Molecular characteristics of oligochitosan determined by HP-SEC and NMR studies showed that these values were characteristic of oligochitosan and can provide a higher antimicrobial activity of oligochitosan, which grows with increasing DD [20,57]. Just as with the concentration of residual heavy metals and proteins, all other characteritics of chitosan and oligochitosan hydrochloride have been found to be in the range required by the United States Pharmacopeia (2013) for “chitosan” and the European Pharmacopeia (2004) for “chitosan hydrochloride” (

Table 3. Physicochemical characteristics of chitosan and chitosan hydrochloride.

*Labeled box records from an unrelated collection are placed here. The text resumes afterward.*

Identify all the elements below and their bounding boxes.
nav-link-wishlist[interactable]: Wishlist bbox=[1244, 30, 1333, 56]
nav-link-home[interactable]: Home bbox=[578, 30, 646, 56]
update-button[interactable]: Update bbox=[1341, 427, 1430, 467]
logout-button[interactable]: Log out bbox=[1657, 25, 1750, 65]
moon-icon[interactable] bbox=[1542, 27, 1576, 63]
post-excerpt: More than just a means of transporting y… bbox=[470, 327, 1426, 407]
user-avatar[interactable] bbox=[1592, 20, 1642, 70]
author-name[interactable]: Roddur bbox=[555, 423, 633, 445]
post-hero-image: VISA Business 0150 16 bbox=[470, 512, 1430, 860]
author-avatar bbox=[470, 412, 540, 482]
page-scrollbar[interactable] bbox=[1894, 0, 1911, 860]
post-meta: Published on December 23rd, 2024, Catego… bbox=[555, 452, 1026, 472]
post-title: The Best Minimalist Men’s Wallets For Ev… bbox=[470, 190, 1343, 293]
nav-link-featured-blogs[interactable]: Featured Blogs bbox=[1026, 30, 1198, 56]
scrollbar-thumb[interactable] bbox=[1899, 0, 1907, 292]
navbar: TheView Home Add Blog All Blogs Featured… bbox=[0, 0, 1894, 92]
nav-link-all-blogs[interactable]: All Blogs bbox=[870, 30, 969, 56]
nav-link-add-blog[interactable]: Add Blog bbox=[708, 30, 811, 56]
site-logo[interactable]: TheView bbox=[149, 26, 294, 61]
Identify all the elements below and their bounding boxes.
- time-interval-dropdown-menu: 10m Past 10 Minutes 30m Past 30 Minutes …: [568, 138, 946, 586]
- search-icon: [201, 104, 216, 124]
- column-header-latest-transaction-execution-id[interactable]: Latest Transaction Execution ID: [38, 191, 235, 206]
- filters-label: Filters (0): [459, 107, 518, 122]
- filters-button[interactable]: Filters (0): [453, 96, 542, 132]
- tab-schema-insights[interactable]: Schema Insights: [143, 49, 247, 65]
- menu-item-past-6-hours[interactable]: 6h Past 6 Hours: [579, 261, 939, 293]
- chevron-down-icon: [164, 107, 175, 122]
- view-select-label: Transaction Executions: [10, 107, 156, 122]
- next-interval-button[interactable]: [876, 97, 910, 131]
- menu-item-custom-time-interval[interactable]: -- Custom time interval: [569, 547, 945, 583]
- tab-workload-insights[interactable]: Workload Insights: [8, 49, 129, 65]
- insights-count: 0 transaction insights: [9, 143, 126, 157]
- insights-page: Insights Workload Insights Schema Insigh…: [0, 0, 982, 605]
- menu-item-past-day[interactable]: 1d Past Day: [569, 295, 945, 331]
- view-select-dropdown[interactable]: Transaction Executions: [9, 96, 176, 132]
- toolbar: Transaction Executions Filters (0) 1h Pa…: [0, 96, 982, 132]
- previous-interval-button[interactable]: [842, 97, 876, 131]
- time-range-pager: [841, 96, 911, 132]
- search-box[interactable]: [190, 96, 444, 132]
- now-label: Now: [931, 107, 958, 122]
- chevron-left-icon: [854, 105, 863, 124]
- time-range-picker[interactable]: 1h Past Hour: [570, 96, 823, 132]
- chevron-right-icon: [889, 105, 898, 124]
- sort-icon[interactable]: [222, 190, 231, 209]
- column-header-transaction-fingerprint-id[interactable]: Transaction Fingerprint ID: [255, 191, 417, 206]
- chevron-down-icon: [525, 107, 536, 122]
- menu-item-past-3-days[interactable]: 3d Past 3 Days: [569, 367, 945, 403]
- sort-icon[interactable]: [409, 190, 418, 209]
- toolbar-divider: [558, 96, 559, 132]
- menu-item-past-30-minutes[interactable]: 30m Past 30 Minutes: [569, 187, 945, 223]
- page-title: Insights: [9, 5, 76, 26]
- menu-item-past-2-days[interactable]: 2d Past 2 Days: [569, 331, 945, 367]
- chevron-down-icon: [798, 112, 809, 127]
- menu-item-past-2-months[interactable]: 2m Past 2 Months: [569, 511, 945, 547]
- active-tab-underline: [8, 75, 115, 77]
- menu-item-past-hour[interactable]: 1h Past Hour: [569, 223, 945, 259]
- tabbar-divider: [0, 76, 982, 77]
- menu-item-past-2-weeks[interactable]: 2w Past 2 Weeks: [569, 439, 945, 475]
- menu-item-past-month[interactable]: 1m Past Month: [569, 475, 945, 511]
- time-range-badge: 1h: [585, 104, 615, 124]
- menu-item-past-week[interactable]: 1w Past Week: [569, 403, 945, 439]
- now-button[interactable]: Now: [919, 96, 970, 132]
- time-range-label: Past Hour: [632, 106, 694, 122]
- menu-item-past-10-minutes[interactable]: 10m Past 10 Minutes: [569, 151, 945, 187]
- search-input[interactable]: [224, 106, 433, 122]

Characteristics	USP (2013) Acceptable Criteria for Chitosan	Factual Data for Chitosan	EP (2004) Acceptable Criteria for Chitosan Hydrochloride	Factual Data for Oligochitosan Hydrochloride
Appearance (in solid state)	absent	white	white or almost white	white
Matter insoluble in water	absent	0.15%	≤0.5%	0.05%
Degree of deacetylation (%)	70–95%	96%	unstandardized value	98%
Proteins (%)	≤0.2%	0.11	not applied	<0.01
Chlorides (%)	not applied	not found	10–20%	16.3%
Humidity (%)	≤5%	3.1%	≤10%	9.1%
Ash (%)	≤1%	0.05%	≤1%	<0.01

).

As it has been shown earlier, both chitosan and oligochitosan show both antimicrobial activity and synergistic/additive effects in combination with antibiotics that are promising with regards to their potential as antimicrobial activity-enhancing agents in pharmaceutical compositions [58,59,60,61]. These properties of crayfish chitosan and oligochitosan make them promising for the application in pharmaceutical and cosmetic compositions.

4. Conclusions

In this study, a walkway from the aqua cultured crayfish A. leptodactylis to chitosan and oligochitosan hydrochloride was shown on a laboratory scale. Molecular characteristics of oligochitosan hydrochloride determined by HP-SEC showed acceptable values for oligiochitosan characteristics. The content of heavy metals and proteins, as well as the physicochemical properties of chitosan and oligochitosan hydrochloride, were compared with the requirements of the USA and European Union pharmacopoeias. As shown, chitosan and oligochitosan hydrochloride could be prepared as products purified from residual crayfish proteins and heavy metals. It was demonstrated that the use of polytetrafluorethylene-made reactors at the chitin deacetylation stage produced chitosan pure of Fe, Cr, and Ni residues, which have been usually present in commercial chitosan. In addition, it was shown that the application of an alumosilicate-made vessel used for deproteination of crayfish waste in sodium hydroxide at elevated temperatures should be avoided, since this application led to contamination of chitin by Al and Si residues. The results showed that chitosan extracted from crayfish exoskeletons and oligochitosan hydrochloride could be prepared to qualities meeting the requirements for the permitted presence of residual proteins, heavy metals, solubility, contents of insoluble matter, and other properties. The laboratory protocol might be used for the elaboration of an industrial one that could improve the commercialization of crayfish by widening the utilization of crayfish waste, and for the production of pharmaceutical-grade chitosan and oligochitosan hydrochloride.